Sekarang, saya bisa menuliskan segalanya tentang pengalaman pahit saya. Tapi bertahun-tahun yang lalu, mungkin saya tidak bisa melakukannya. Mungkin saya hanya bisa merasakan sakitnya tanpa bisa belajar darinya. Saya beruntung karena dengan mengikuti suport group visi dan misi KAIL, ada sebuah sistem yang memungkinkan saya bisa lebih mudah belajar dan berefleksi dari pengalaman pahit saya.
Belajar dari pengalaman pahit bukanlah hal yang mudah. Sebuah pengalaman pahit bisa terjadi jauh sebelum hari ini, misalnya belasan tahun yang lalu tetapi rasa sakitnya masih terasa hari ini.
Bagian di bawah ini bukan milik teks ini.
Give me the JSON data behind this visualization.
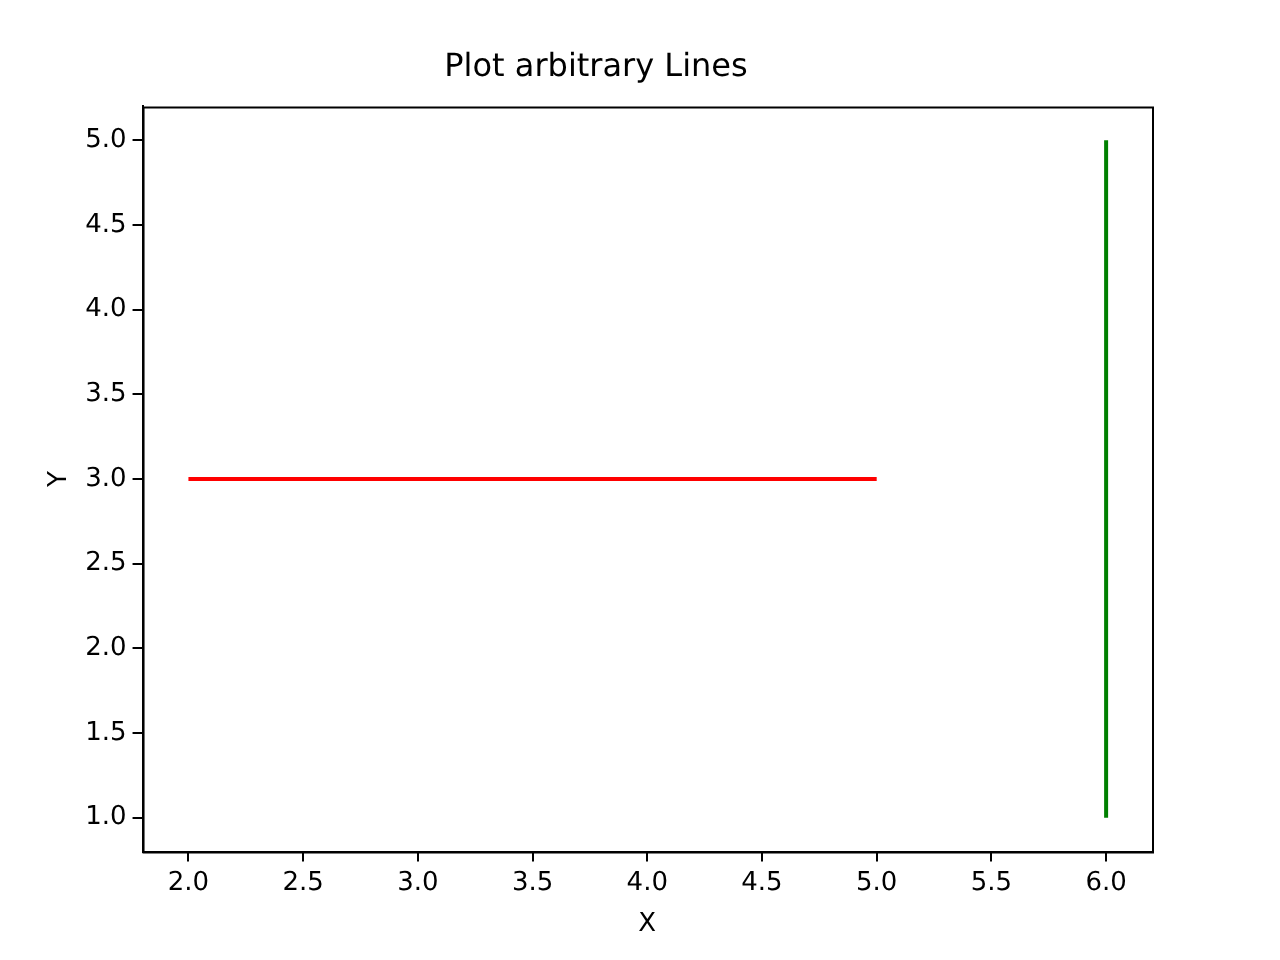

Enid Vazquez, seorang konselor HIV pernah mengatakan bahwa setiap orang membutuhkah support systematau sistem bantuan. Semakin berkualitas support system tersebut, kita akan menjadi lebih baik. Jadi, mari memperbanyak support system yang memungkinkan lebih banyak orang bisa menjadikan pengalaman pahitnya sebuah pelajaran yang berharga!